AbstractThis thesis is an examination of the extant sermons of Pastor Jean Medard, of the Eglise Reformee de France, in the northern French city of Rauen from 1939 to 1945. The manuscript sermons are a unique, contemporaneous response to the horrors of war and occupation in the city and its environs and were an impulse towards singular obedience leading to life threatening actions. They answer the fundamental question of what to say to a deeply troubled congregation during this time.
The thesis details the sermons in their historical context and identifies the principle topics within the pastor's crisis rhetoric. This is developed, not only to identify how the congregation was regularly guided to deal with and survive the hardship, but also to determine whether, in being true to a belief in God, the pastor and his colleagues created a French version of the German Confessing Church in the Occupied Zone of France. The thesis also provides evidence Qf the repeated motivation behind Resistance and rescue in the Occupied Zone that enabled refugees to pass through Rauen and its environs and so find refuge from persecution in other parts of France. Taken together, the topics addressed in the thesis help further define the concept of spiritual resistance.

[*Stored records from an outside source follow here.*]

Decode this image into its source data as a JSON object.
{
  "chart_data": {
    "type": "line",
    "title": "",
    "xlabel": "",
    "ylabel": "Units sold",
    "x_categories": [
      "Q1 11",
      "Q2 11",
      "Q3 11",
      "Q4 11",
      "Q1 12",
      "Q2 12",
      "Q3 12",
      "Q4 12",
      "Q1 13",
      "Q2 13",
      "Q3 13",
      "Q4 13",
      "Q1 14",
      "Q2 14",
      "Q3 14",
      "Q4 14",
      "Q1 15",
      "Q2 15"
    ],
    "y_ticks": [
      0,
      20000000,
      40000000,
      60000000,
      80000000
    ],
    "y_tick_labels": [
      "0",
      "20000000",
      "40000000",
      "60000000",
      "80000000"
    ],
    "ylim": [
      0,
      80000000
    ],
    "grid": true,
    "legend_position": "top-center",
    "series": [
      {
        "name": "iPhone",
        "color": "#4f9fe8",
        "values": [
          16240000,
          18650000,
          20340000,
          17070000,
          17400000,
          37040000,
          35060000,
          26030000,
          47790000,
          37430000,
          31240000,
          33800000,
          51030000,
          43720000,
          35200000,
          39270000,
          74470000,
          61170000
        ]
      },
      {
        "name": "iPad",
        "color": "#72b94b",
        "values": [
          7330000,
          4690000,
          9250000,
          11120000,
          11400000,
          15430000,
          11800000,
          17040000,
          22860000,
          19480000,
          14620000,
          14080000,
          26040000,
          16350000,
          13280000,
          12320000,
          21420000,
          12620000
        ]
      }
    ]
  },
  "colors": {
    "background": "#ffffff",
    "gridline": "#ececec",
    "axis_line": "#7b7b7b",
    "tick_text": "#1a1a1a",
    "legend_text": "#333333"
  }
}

This material is significant in two ways. For the Protestant Church in France it substantiates what has been glimpsed in the Occupied Zone previously: that during WWII pastors of the Eglise Reformee de France regularly guided their congregations as a response to God, an obligation to others, and resistance against totalitarianism. For the Protestant, and particularly the Presbyterian, Church in Ireland it exposes a little known history of a scripturally based, active resistance to aggression and oppression that was openly proclaimed and manifested in love of others.